His first known contact with the FBI as an informer came in 1958 in Little Rock, where he helped identify renowned activist James Forman, then an obscure Chicago schoolteacher who’d begun turning up at civil rights skirmishes and was put under investigation as a suspected Communist. A single, surviving report tells the story. Withers came into the Little Rock field office one day with legendary Jet magazine reporter Simeon Booker, who endured his own controversy as an alleged informer. These were simpler days. By the mid- to late-1960s, many black journalists were openly defying the FBI’s overtures for information. But in the innocence of the movement’s early days, journalists like Booker looked to the FBI for protection. The details of Withers’s early cooperation remain sketchy. But one thing is clear: he got in deep.
His relationship with the FBI blossomed in 1961. He began working with special agent William H. Lawrence, the resolute William F. Buckley– styled conservative who ran the Bureau’s domestic intelligence unit in Memphis for over two decades and eviscerated the Communist Party there. The two men shared much in common. Both grew up Baptist. Both had law enforcement backgrounds. Both loved music. A jazz enthusiast, the savvy Lawrence knew how to manipulate mutual interests—how to connect with potential informers. He knew, too, of Withers’s scandalous career as a cop. It hindered the photographer at first. But Lawrence knew he was onto something good. Citing Withers’s “many contacts in the racial field,” the agent found ways to steer around skeptical supervisors and advance Withers from a lesser, “confidential source” into the ranks of directed informants.
He was valuable on several fronts. First, he helped the FBI assemble dossiers, for which identification photos were critical centerpieces. The FBI wanted clear, up-to-date images as it cataloged the movement, building a virtual library of secret files on civil rights workers, peace activists, and other “subversives.” Group photos Withers shot often were cut up at FBI offices into face shots and placed in individual files. Copies were shipped to other FBI field offices or shared with local police. Often, the agency bought photos Withers had shot at events he’d covered on his own as a newsman. But increasingly, starting in the summer of 1961, Lawrence dispatched Withers to shoot in the field.
Demand for pictures grew as Northern “agitators” began pouring into the area to assist impoverished sharecroppers kicked off their land for trying to vote and as a radical sect known as the Nation of Islam began recruiting on Beale Street. Often, the photographer received explicit advance instructions. In April 1966, for example, Withers was directed to photograph a march against the Vietnam War while “posing as a newsman.” Following Lawrence’s directives to “get good facial views of the participants,” Withers delivered eighty 8-by-10 identification photos to the FBI’s Memphis office.
The relationship centered on photos.
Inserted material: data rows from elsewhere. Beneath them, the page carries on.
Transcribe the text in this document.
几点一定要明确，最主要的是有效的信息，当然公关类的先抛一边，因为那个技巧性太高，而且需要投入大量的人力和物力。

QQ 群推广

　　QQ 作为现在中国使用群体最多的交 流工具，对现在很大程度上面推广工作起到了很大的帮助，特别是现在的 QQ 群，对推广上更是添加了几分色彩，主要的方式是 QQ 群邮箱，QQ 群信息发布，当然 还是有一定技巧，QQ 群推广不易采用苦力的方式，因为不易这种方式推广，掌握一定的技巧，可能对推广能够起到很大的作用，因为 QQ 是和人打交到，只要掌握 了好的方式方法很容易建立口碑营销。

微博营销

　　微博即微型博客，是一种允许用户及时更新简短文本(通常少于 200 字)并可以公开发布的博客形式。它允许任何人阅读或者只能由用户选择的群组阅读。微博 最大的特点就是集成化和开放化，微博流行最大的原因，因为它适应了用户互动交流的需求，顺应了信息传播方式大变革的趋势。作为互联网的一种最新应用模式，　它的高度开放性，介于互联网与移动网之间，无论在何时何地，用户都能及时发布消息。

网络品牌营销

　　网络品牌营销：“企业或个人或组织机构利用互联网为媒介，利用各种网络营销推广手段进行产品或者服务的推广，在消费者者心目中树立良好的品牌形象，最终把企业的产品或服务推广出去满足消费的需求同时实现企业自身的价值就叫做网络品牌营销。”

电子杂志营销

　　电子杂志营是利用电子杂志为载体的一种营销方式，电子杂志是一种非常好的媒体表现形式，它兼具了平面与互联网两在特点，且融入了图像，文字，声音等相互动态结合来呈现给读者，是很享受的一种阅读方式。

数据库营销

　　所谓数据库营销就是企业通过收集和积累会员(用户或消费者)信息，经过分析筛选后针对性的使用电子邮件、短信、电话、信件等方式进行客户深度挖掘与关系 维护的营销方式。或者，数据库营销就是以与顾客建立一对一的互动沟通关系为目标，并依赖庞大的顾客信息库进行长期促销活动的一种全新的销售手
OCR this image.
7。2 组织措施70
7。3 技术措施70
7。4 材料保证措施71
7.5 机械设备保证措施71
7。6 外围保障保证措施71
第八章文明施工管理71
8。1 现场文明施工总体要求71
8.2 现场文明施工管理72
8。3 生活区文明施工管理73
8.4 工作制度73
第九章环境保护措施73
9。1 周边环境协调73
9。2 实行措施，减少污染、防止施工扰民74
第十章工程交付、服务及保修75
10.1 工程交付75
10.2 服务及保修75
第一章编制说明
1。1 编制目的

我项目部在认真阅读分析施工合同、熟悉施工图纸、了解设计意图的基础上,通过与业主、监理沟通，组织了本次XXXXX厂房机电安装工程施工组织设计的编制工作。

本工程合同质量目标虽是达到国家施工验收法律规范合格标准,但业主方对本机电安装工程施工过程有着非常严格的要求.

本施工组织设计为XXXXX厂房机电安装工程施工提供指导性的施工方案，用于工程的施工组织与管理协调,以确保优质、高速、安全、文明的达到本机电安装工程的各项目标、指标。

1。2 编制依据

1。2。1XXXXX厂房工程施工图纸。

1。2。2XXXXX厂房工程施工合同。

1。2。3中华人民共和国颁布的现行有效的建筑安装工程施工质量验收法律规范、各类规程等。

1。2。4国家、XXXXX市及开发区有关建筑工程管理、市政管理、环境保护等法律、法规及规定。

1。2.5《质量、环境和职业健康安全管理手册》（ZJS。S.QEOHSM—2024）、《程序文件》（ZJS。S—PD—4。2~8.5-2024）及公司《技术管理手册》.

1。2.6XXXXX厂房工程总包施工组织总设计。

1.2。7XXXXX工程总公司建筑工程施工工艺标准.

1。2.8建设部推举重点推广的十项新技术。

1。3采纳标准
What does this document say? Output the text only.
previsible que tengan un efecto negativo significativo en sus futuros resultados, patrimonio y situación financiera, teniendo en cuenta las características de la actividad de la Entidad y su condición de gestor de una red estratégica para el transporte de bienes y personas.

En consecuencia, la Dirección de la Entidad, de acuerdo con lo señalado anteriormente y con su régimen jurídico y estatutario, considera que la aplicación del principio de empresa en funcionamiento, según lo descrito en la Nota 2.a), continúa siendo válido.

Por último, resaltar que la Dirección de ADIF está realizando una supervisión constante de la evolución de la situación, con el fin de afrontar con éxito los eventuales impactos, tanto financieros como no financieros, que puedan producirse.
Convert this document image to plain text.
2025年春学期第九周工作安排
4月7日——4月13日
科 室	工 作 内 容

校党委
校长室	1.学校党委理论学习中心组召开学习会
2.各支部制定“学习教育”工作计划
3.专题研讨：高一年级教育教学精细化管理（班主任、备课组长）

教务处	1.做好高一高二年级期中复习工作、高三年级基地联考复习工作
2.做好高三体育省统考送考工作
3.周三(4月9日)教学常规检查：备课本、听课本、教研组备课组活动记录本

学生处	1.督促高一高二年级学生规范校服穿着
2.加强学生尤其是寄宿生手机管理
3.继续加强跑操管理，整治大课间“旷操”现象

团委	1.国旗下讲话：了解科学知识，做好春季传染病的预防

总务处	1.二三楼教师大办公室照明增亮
Yet, from the start, the FBI paid him for oral intel, too. In July 1961, for example, Lawrence paid the photographer $15 (about $120 today) to tap his contacts for information on a busload of Freedom Riders headed to Memphis. In time, Withers began operating like a listening post—acting as the FBI’s eyes and ears in the black community. He and Lawrence met in periodic intervals. In lean times, this might happen every few weeks or so. During the chaos of the 1968 sanitation strike it became virtually a daily routine. Driving these investigations were Hoover’s obsessions with black America, Cold War fears of insurrection, and, later, the riots and unrest that shook urban America in the mid- to late-1960s. These were volatile times—the greatest internal crisis since the Civil War.
Overtly, the FBI aimed to protect the country’s internal security—to prevent violence and preserve civil order. Withers proved effective. While informing on the Invaders, a homegrown Black Power group, he aided in the arrests of two militants accused of murder and another of assault. He reported others advocating the use of incendiary Molotov cocktails. But he also helped the all-white FBI understand that not every youth sporting a faddish dashiki and an Afro hairstyle was a revolutionary.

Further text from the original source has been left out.